La jeune femme à l'aiguille
Publié par Birgit Beumers - 25 mai 2024
Catégorie(s): Cinéma, Critiques, Expositions / Festivals
La Jeune Femme à l'aiguille, troisième film du réalisateur suédo-polonais Magnus von Horn à avoir les honneurs d’une sélection cannoise, lui permet cette fois d’accéder à la compétition. Horn a étudié à l’école du cinéma de Łódź et son premier film fut retenu à la Quinzaine des Réalisateurs en 2015. Le deuxième film, Sweat, fut sélectionné pour le festival en 2020 mais, hélas, la manifestation fut annulée en raison de la pandémie liée au Covid.
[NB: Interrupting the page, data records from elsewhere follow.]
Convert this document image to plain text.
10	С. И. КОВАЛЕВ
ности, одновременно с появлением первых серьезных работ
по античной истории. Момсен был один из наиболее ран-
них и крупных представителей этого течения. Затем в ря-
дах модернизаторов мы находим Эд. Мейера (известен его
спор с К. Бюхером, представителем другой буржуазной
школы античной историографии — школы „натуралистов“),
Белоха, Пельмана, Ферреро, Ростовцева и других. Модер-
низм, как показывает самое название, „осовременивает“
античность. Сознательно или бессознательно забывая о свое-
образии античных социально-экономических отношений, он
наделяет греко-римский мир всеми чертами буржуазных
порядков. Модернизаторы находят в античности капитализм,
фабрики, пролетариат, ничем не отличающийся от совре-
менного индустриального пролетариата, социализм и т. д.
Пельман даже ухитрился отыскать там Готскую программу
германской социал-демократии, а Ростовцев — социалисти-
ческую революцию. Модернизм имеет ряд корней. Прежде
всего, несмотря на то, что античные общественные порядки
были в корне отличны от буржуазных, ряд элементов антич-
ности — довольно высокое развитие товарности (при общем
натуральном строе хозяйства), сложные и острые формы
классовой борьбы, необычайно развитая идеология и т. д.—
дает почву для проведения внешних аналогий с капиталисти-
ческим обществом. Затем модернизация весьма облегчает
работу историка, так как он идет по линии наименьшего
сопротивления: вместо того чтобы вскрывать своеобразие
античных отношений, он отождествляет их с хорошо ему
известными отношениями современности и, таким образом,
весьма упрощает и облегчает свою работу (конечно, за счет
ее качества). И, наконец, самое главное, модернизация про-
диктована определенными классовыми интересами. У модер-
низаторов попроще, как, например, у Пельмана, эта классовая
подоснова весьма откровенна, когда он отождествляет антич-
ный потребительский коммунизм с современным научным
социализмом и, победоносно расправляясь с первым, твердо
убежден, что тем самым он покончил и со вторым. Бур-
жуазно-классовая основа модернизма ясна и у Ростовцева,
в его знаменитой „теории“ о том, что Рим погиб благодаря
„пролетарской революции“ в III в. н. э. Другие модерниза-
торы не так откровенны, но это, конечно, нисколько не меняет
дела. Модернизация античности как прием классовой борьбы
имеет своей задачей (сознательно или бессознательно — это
L’action se déroule après la Première Guerre mondiale et l’histoire s’appuie sur des évènements réels. Pour restituer l’atmosphère de l’époque, von Horn et son directeur de la photographie, Michal Dymak, ont fait des choix radicaux : noir-et-blanc et ratio images 3:2.
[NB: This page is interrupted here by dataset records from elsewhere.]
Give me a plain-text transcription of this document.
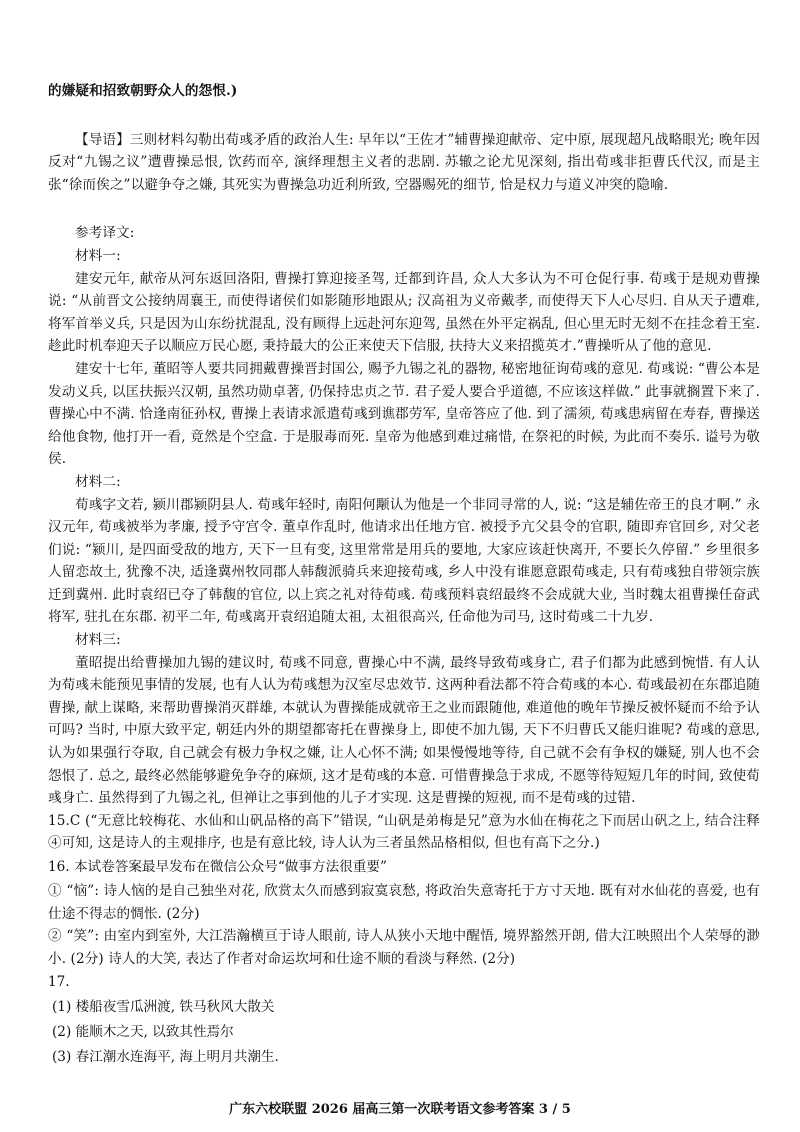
的嫌疑和招致朝野众人的怨恨.)

【导语】三则材料勾勒出荀彧矛盾的政治人生: 早年以“王佐才”辅曹操迎献帝、定中原, 展现超凡战略眼光; 晚年因反对“九锡之议”遭曹操忌恨, 饮药而卒, 演绎理想主义者的悲剧. 苏辙之论尤见深刻, 指出荀彧非拒曹氏代汉, 而是主张“徐而俟之”以避争夺之嫌, 其死实为曹操急功近利所致, 空器赐死的细节, 恰是权力与道义冲突的隐喻.

参考译文:

材料一:

建安元年, 献帝从河东返回洛阳, 曹操打算迎接圣驾, 迁都到许昌, 众人大多认为不可仓促行事. 荀彧于是规劝曹操说: “从前晋文公接纳周襄王, 而使得诸侯们如影随形地跟从; 汉高祖为义帝戴孝, 而使得天下人心尽归. 自从天子遭难, 将军首举义兵, 只是因为山东纷扰混乱, 没有顾得上远赴河东迎驾, 虽然在外平定祸乱, 但心里无时无刻不在挂念着王室. 趁此时机奉迎天子以顺应万民心愿, 秉持最大的公正来使天下信服, 扶持大义来招揽英才.”曹操听从了他的意见.

建安十七年, 董昭等人要共同拥戴曹操晋封国公, 赐予九锡之礼的器物, 秘密地征询荀彧的意见. 荀彧说: “曹公本是发动义兵, 以匡扶振兴汉朝, 虽然功勋卓著, 仍保持忠贞之节. 君子爱人要合乎道德, 不应该这样做.” 此事就搁置下来了. 曹操心中不满. 恰逢南征孙权, 曹操上表请求派遣荀彧到谯郡劳军, 皇帝答应了他. 到了濡须, 荀彧患病留在寿春, 曹操送给他食物, 他打开一看, 竟然是个空盒. 于是服毒而死. 皇帝为他感到难过痛惜, 在祭祀的时候, 为此而不奏乐. 谥号为敬侯.

材料二:

荀彧字文若, 颍川郡颍阴县人. 荀彧年轻时, 南阳何颙认为他是一个非同寻常的人, 说: “这是辅佐帝王的良才啊.” 永汉元年, 荀彧被举为孝廉, 授予守宫令. 董卓作乱时, 他请求出任地方官. 被授予亢父县令的官职, 随即弃官回乡, 对父老们说: “颍川, 是四面受敌的地方, 天下一旦有变, 这里常常是用兵的要地, 大家应该赶快离开, 不要长久停留.” 乡里很多人留恋故土, 犹豫不决, 适逢冀州牧同郡人韩馥派骑兵来迎接荀彧, 乡人中没有谁愿意跟荀彧走, 只有荀彧独自带领宗族迁到冀州. 此时袁绍已夺了韩馥的官位, 以上宾之礼对待荀彧. 荀彧预料袁绍最终不会成就大业, 当时魏太祖曹操任奋武将军, 驻扎在东郡. 初平二年, 荀彧离开袁绍追随太祖, 太祖很高兴, 任命他为司马, 这时荀彧二十九岁.

材料三:

董昭提出给曹操加九锡的建议时, 荀彧不同意, 曹操心中不满, 最终导致荀彧身亡, 君子们都为此感到惋惜. 有人认为荀彧未能预见事情的发展, 也有人认为荀彧想为汉室尽忠效节. 这两种看法都不符合荀彧的本心. 荀彧最初在东郡追随曹操, 献上谋略, 来帮助曹操消灭群雄, 本就认为曹操能成就帝王之业而跟随他, 难道他的晚年节操反被怀疑而不给予认可吗? 当时, 中原大致平定, 朝廷内外的期望都寄托在曹操身上, 即使不加九锡, 天下不归曹氏又能归谁呢? 荀彧的意思, 认为如果强行夺取, 自己就会有极力争权之嫌, 让人心怀不满; 如果慢慢地等待, 自己就不会有争权的嫌疑, 别人也不会怨恨了. 总之, 最终必然能够避免争夺的麻烦, 这才是荀彧的本意. 可惜曹操急于求成, 不愿等待短短几年的时间, 致使荀彧身亡. 虽然得到了九锡之礼, 但禅让之事到他的儿子才实现. 这是曹操的短视, 而不是荀彧的过错.

15.C (“无意比较梅花、水仙和山矾品格的高下”错误, “山矾是弟梅是兄”意为水仙在梅花之下而居山矾之上, 结合注释④可知, 这是诗人的主观排序, 也是有意比较, 诗人认为三者虽然品格相似, 但也有高下之分.)

16. 本试卷答案最早发布在微信公众号“做事方法很重要”

① “恼”: 诗人恼的是自己独坐对花, 欣赏太久而感到寂寞哀愁, 将政治失意寄托于方寸天地. 既有对水仙花的喜爱, 也有仕途不得志的惆怅. (2分)

② “笑”: 由室内到室外, 大江浩瀚横亘于诗人眼前, 诗人从狭小天地中醒悟, 境界豁然开朗, 借大江映照出个人荣辱的渺小. (2分) 诗人的大笑, 表达了作者对命运坎坷和仕途不顺的看淡与释然. (2分)

17.

(1) 楼船夜雪瓜洲渡, 铁马秋风大散关

(2) 能顺木之天, 以致其性焉尔

(3) 春江潮水连海平, 海上明月共潮生.

广东六校联盟 2026 届高三第一次联考语文参考答案 3 / 5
Karoline (Vic Carmen Sonne, vue dans Godland de Hlynur Palmason) doit quitter son appartement parce qu’elle ne peut prouver la mort de son mari, Peter, qui a disparu pendant la guerre. Elle trouve un autre logement et commence à travailler dans l’usine de confection d’uniformes de Jorgen. Bientôt Jorgen et Karoline deviennent amants. Karoline tombe enceinte et Jorgen souhaite l’épouser mais sa mère s’oppose au mariage. Jorgen abandonne Karoline et cette dernière, sans support médical ou social, envisage d’avorter dans les bains publics avec l’aide d’une aiguille.
Les aiguilles balisent la vie de la jeune femme : Karoline les casse en fabriquant des uniformes et elle en utilise pour tricoter. Après la tentative d’avortement, les aiguilles vont prendre une signification métaphorique quand Karoline devient dépendante à la morphine. L’avortement échoue et Karoline doit se résoudre à accepter l’offre de Dagmar (Tryne Dyrholm) : elle abandonne l’enfant afin qu’il soit adopté. C’est en tout cas ce qu’elle pense mais le destin en décide autrement. Contre toute attente, son mari a survécu et revient de la guerre. Désormais défiguré, ce dernier se dissocie d’une sphère sociale « normale ».
Karoline entre au service de Dagmar comme nourrisse. Cette dernière offre de s’occuper de l’adoption (illégale) du bébé. Mais, en fait, Dagmar tue les nouveaux nés. Dagmar elle-même a une fille qui n’est pas la sienne : Erena. Quand les meurtres de Dagmar sont découverts, on lui intente un procès. Le personnage de Dagmar comporte son lot de contradictions et d’ambiguïtés : elle tue des enfants et, en même temps, elle assiste les femmes démunies qui ne parviennent pas à avorter et pour lesquelles un enfant devient un fardeau. Ces questions, bien sûr, ont une résonance actuelle puisqu’elles s’inscrivent dans un contexte où les lois sur l’avortement sont remises en cause sous toutes les latitudes. Au regard de son sujet, le film est bien évidemment un drame sur la violence en temps de guerre mais il est aussi et peut-être surtout un film sur les droits de la femme. L’histoire semble se répéter, elle balbutie car selon les deux options thématiques évoquées ici peu de choses ont réellement changé depuis le début du XXème siècle.
À ce titre, Von Horn soulève des questions contemporaines et, en même temps, utilise une esthétique noir-et-blanc, qui inscrit le film dans le temps de sa dramaturgie, celui des débuts du cinéma. Cette stylistique primitive convoque les origines de l’art cinématographique et lui permet, dans le développement de son récit, de s’inscrire dans le temps qui est le nôtre. Les guerres et leurs conséquences servent la dramaturgie. Cela permet au cinéaste d’observer la violence sous différentes formes sans négliger celle produite par des circonstances sociales. Ce que le film décrit, c’est une vaste répétition des événements violents : guerre, faits de société, désirs individuels, autant de marqueurs d’une condition humaine condamnée à revivre ses propres traumatismes.